Vóór het jaar 1429 vinden wij in ons vaderland geen sporen van eene kerkelijke vereering der smarten van Maria. Maar in dat jaar riep Diederik, aartsbisschop van Keulen, zijne onderhoorige bisschoppen tot eene provinciale synode bijeen, en ook Utrechts kerkvoogd, Zweder van Kuilenburg, behoorde daarbij. Deze plechtige vergadering herdacht met weemoed den smaad door de Hussieten in Bohemen der Moeder Gods aangedaan, en om haar eenig eerherstel te geven, besloot zij de vereering der smartvolle Moeder kerkelijk vast te stellen.
De woorden van dit besluit zijn te merkwaardig, dan dat wij ze hier niet zouden weergeven: [1]
“Ter eere der heilige en vlekkelooze Maagd en Moeder Gods, die gedurig haar goddelijken Zoon bidt en smeekt voor de arme zondaren, wier lof alle zandkorrels, zoo zij verkeerden in tongen, niet konden volrpijzen; ter eere ook van den druk en de smart, welke zij leed, toen onze Verlosser, Jezus Christus zich slachtofferde op het altaar des kruises en met uitgebreide armen en handen zijn gezegende Moeder aan zijn leerlingen, den evangelist Joannes aanbeval; en vooral opdat zij moge fnuiken de ontrouw der heiligschennende en kettersche Hussieten, die niet gevreesd hebben in goddeloos bestaan de beelden, gewijd tot lof van de gekruisten Christus en van de roemvolle Maagd, te verbranden en te vernielen: heeft de kerkvergadering verordend en vastgesteld, dat het feest van het Medelijden of van den voorzeiden druk en de droefheid der Allerzaligste Maagd voortaan jaarlijks op den Vrijdag na Zondag Jubilate, (den 3den Zondag na Paschen,) zal worden gevierd, tenzij op dien dag een ander feest mocht vallen, om welke reden het dan op den eerstvolgenden Vrijdag zou verzet worden. Tevens bepaalt de vergadering, dat dit feest, doch slechts in het koor, [*] zal worden gehouden met beide Vespers, met Metten, met H. Mis en Kerkelijke Uren, opdat onze Heer Jezus Christus den blinddoek wegneme van hunne harten en hen terugroepe tot het heilig Katholiek geloof.”

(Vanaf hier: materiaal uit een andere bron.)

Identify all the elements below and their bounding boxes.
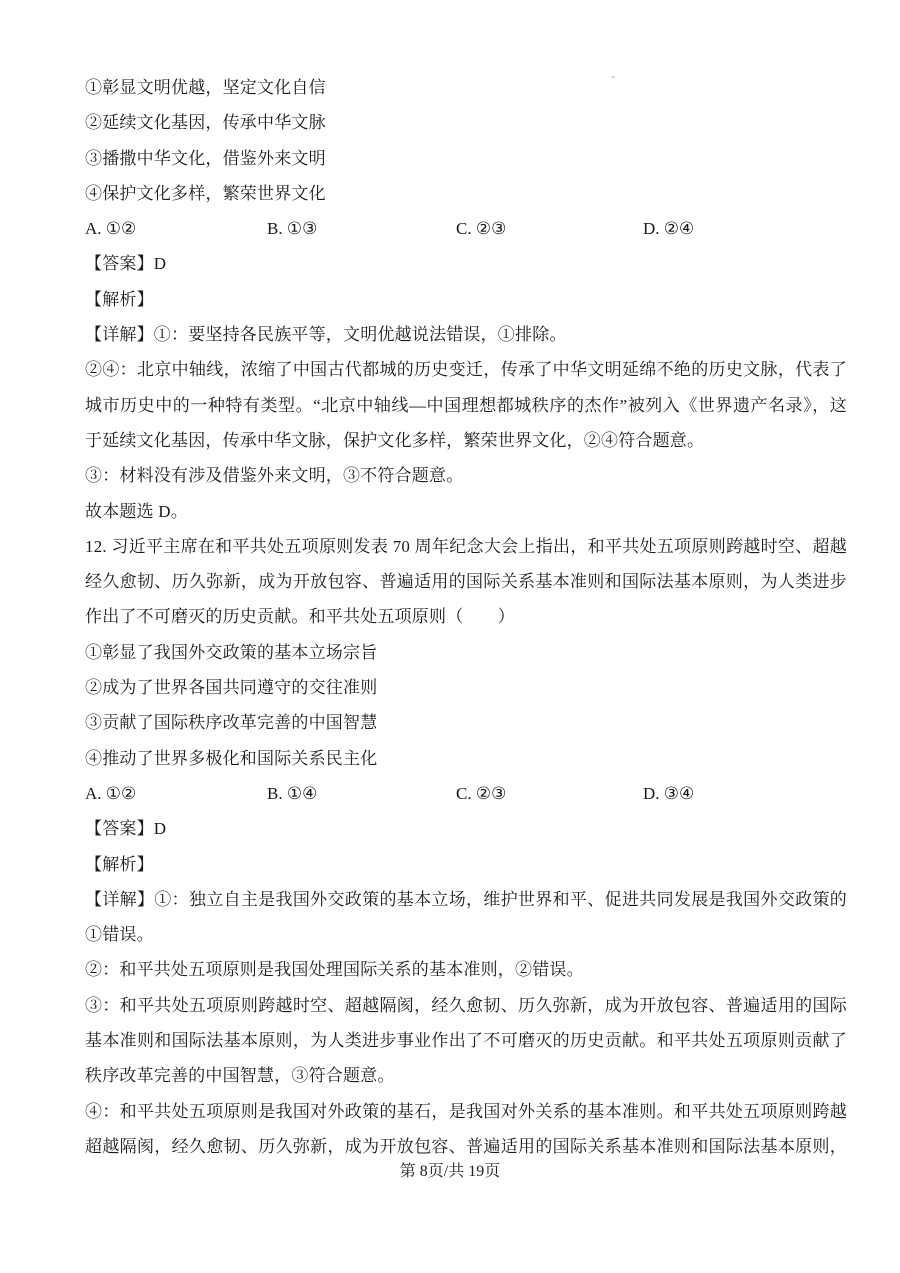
q12-statement-1: ①彰显了我国外交政策的基本立场宗旨 [85,635,847,670]
q12-option-d: D. ③④ [643,776,694,811]
q11-statement-1: ①彰显文明优越，坚定文化自信 [85,70,847,105]
q11-options-row: A. ①② B. ①③ C. ②③ D. ②④ [85,211,847,246]
q11-detail-line-1: 【详解】①：要坚持各民族平等，文明优越说法错误，①排除。 [85,317,847,352]
q11-option-c: C. ②③ [456,211,506,246]
q11-detail-line-4: 于延续文化基因，传承中华文脉，保护文化多样，繁荣世界文化，②④符合题意。 [85,423,847,458]
q12-options-row: A. ①② B. ①④ C. ②③ D. ③④ [85,776,847,811]
q12-stem-line-1: 12. 习近平主席在和平共处五项原则发表 70 周年纪念大会上指出，和平共处五项… [85,529,847,564]
q11-option-b: B. ①③ [267,211,317,246]
q11-answer-label: 【答案】D [85,246,847,281]
q12-detail-line-7: ④：和平共处五项原则是我国对外政策的基石，是我国对外关系的基本准则。和平共处五项… [85,1094,847,1129]
q12-option-c: C. ②③ [456,776,506,811]
q12-option-a: A. ①② [85,776,136,811]
q12-option-b: B. ①④ [267,776,317,811]
q12-detail-line-1: 【详解】①：独立自主是我国外交政策的基本立场，维护世界和平、促进共同发展是我国外… [85,882,847,917]
q12-statement-3: ③贡献了国际秩序改革完善的中国智慧 [85,705,847,740]
q11-option-d: D. ②④ [643,211,694,246]
q11-detail-line-5: ③：材料没有涉及借鉴外来文明，③不符合题意。 [85,458,847,493]
q11-analysis-label: 【解析】 [85,282,847,317]
q12-detail-line-3: ②：和平共处五项原则是我国处理国际关系的基本准则，②错误。 [85,952,847,987]
q12-statement-4: ④推动了世界多极化和国际关系民主化 [85,741,847,776]
q12-stem-line-2: 经久愈韧、历久弥新，成为开放包容、普遍适用的国际关系基本准则和国际法基本原则，为… [85,564,847,599]
page-content: ①彰显文明优越，坚定文化自信 ②延续文化基因，传承中华文脉 ③播撒中华文化，借鉴… [85,70,847,1164]
q12-detail-line-4: ③：和平共处五项原则跨越时空、超越隔阂，经久愈韧、历久弥新，成为开放包容、普遍适… [85,988,847,1023]
q12-detail-line-2: ①错误。 [85,917,847,952]
q12-analysis-label: 【解析】 [85,847,847,882]
q11-detail-line-2: ②④：北京中轴线，浓缩了中国古代都城的历史变迁，传承了中华文明延绵不绝的历史文脉… [85,352,847,387]
q11-statement-3: ③播撒中华文化，借鉴外来文明 [85,141,847,176]
page-number-indicator: 第 8页/共 19页 [0,1158,900,1186]
q12-detail-line-6: 秩序改革完善的中国智慧，③符合题意。 [85,1058,847,1093]
q11-conclusion: 故本题选 D。 [85,494,847,529]
q11-detail-line-3: 城市历史中的一种特有类型。“北京中轴线—中国理想都城秩序的杰作”被列入《世界遗产… [85,388,847,423]
q11-option-a: A. ①② [85,211,136,246]
q11-statement-2: ②延续文化基因，传承中华文脉 [85,105,847,140]
q12-detail-line-5: 基本准则和国际法基本原则，为人类进步事业作出了不可磨灭的历史贡献。和平共处五项原… [85,1023,847,1058]
document-page: ①彰显文明优越，坚定文化自信 ②延续文化基因，传承中华文脉 ③播撒中华文化，借鉴… [0,0,900,1273]
q12-statement-2: ②成为了世界各国共同遵守的交往准则 [85,670,847,705]
q11-statement-4: ④保护文化多样，繁荣世界文化 [85,176,847,211]
q12-answer-label: 【答案】D [85,811,847,846]
q12-stem-line-3: 作出了不可磨灭的历史贡献。和平共处五项原则（ ） [85,599,847,634]
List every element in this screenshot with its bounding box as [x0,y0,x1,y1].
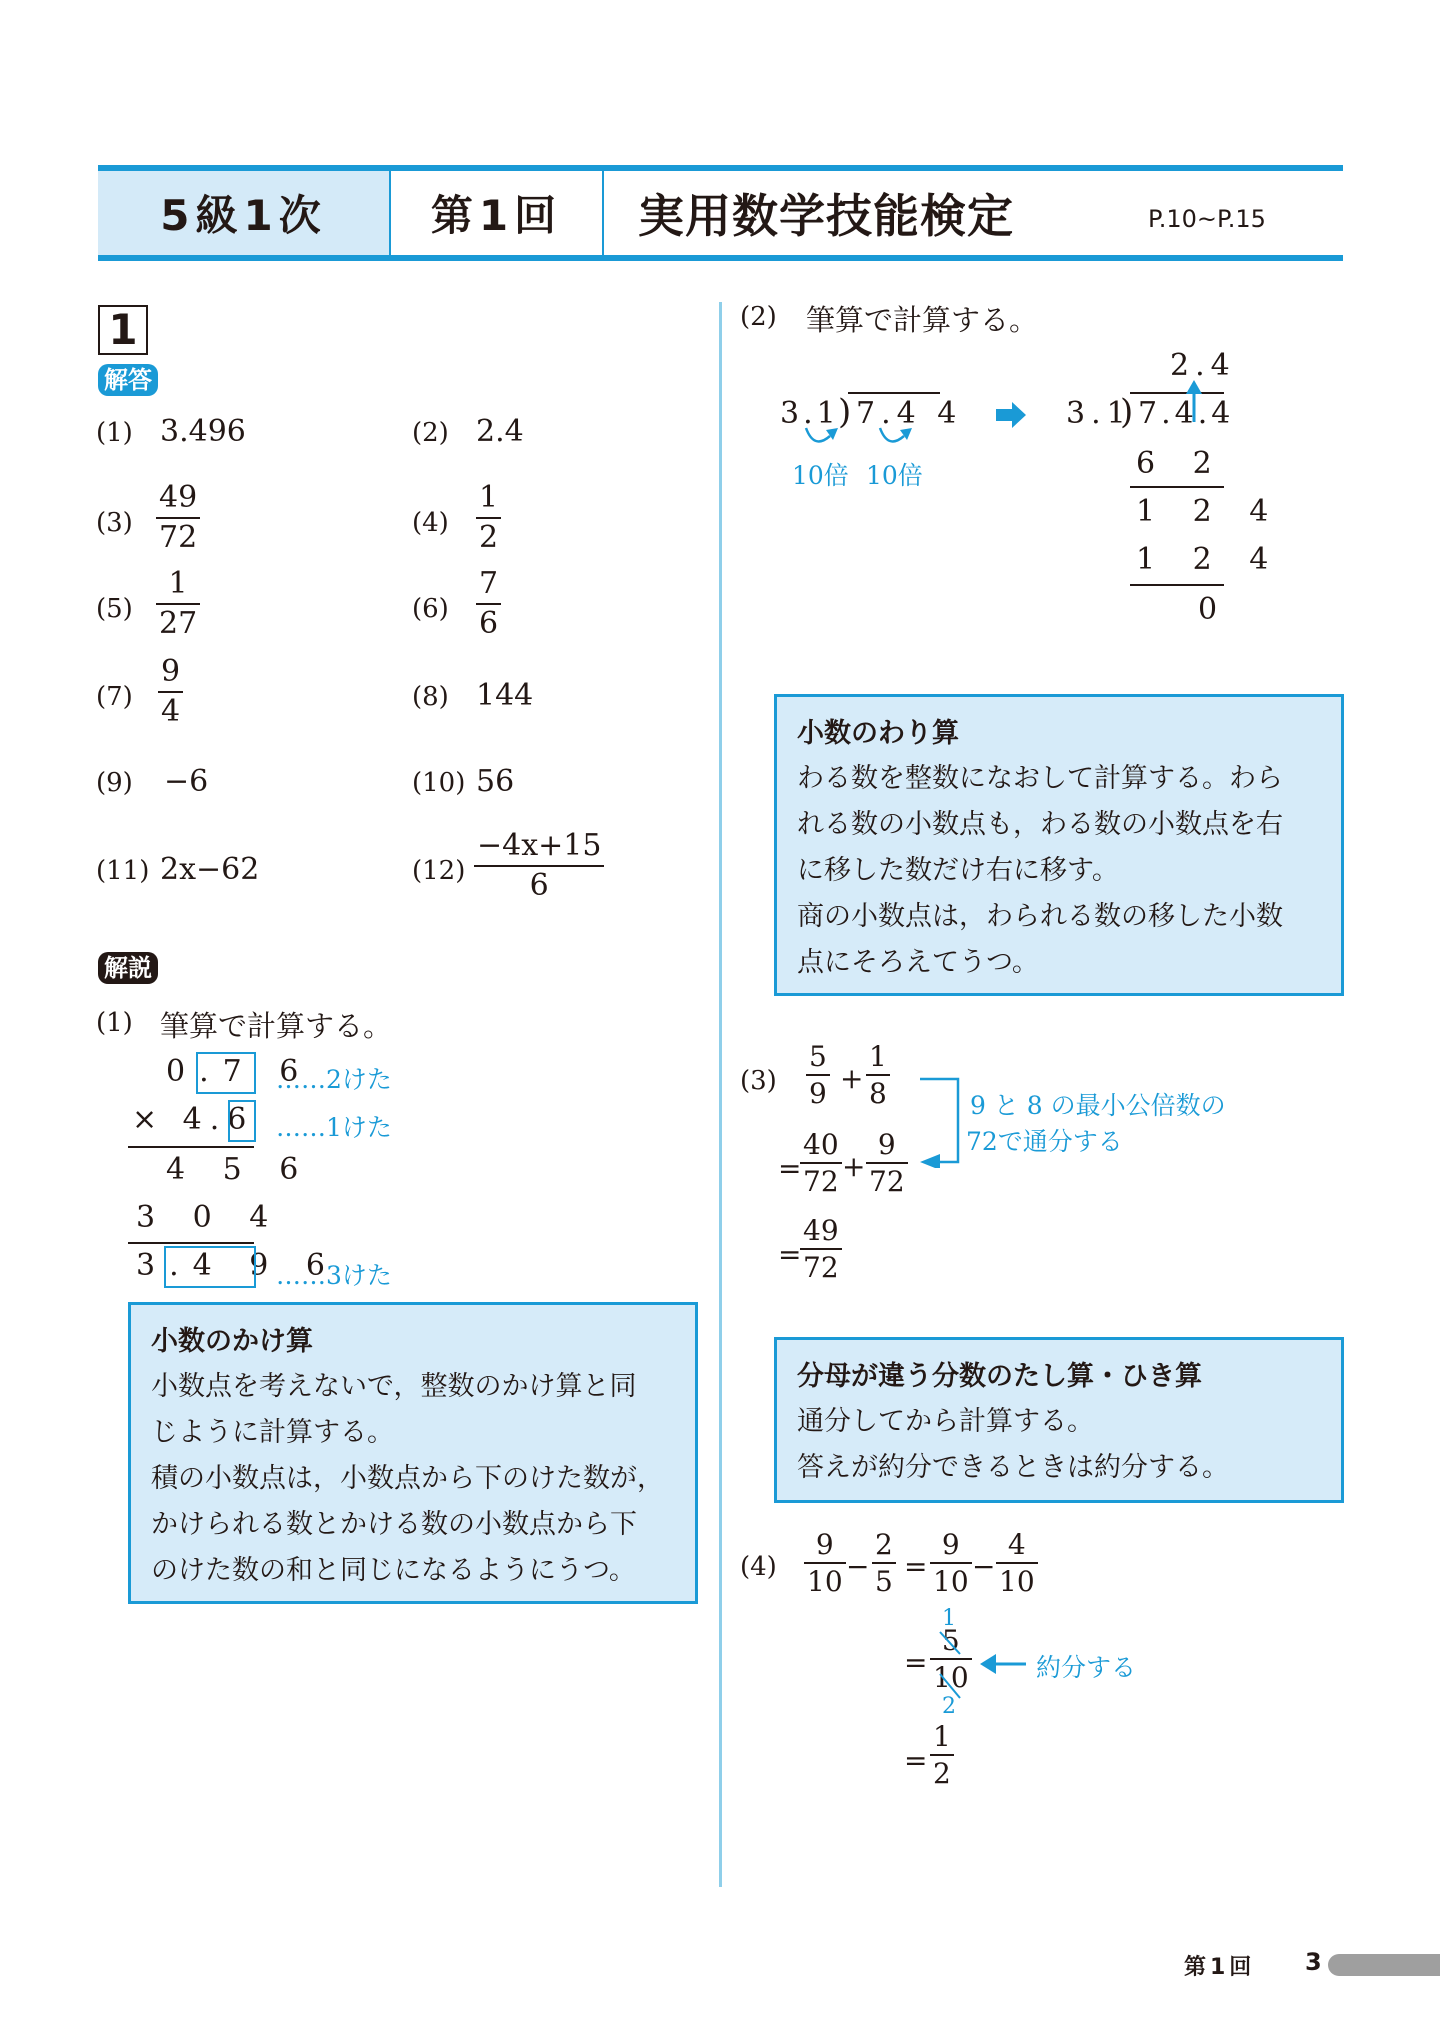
tip-line: 小数点を考えないで，整数のかけ算と同 [151,1364,675,1410]
tip-title: 小数のかけ算 [151,1319,675,1358]
grade-label: 5級1次 [98,171,391,255]
answer-label: (9) [96,768,133,798]
calc-line [1130,584,1224,586]
digit-count-note: ……3けた [276,1256,392,1292]
minus-sign: − [846,1550,869,1583]
answer-label: (1) [96,418,133,448]
calc-line [1130,486,1224,488]
answer-fraction: −4x+156 [474,830,604,901]
tip-line: わる数を整数になおして計算する。わら [797,756,1321,802]
tip-line: 通分してから計算する。 [797,1399,1321,1445]
bracket-arrow-icon [918,1076,962,1168]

1) Verg. Bourassé. Sum. Aur. X. p. 1050. *) D.w.z. enkel in H. Mis en Getijden te vieren, en geen verplichte feestdag voor het volk.
[p. 240]
Of ook in Nederland nu al aanstonds dat feest is ingevoerd, bleek ons nergens. Alleen zien we in de eerstvolgende jaren nu en dan de bisschoppen op die devotie wijzen, en trachten haar door het verleenen van een aflaat levendig te houden. [1]
Wanneer we later hier en daar zien gewagen van een vastgestelden feestdag ter eere van Maria’s smarten, dan is dit aanvankelijk onder de meest verschillende benamingen. Wij ontmoeten hier nog meer verscheidenheid dan bij het aantal der smarten, die de geloovigen in den beginne herdachten.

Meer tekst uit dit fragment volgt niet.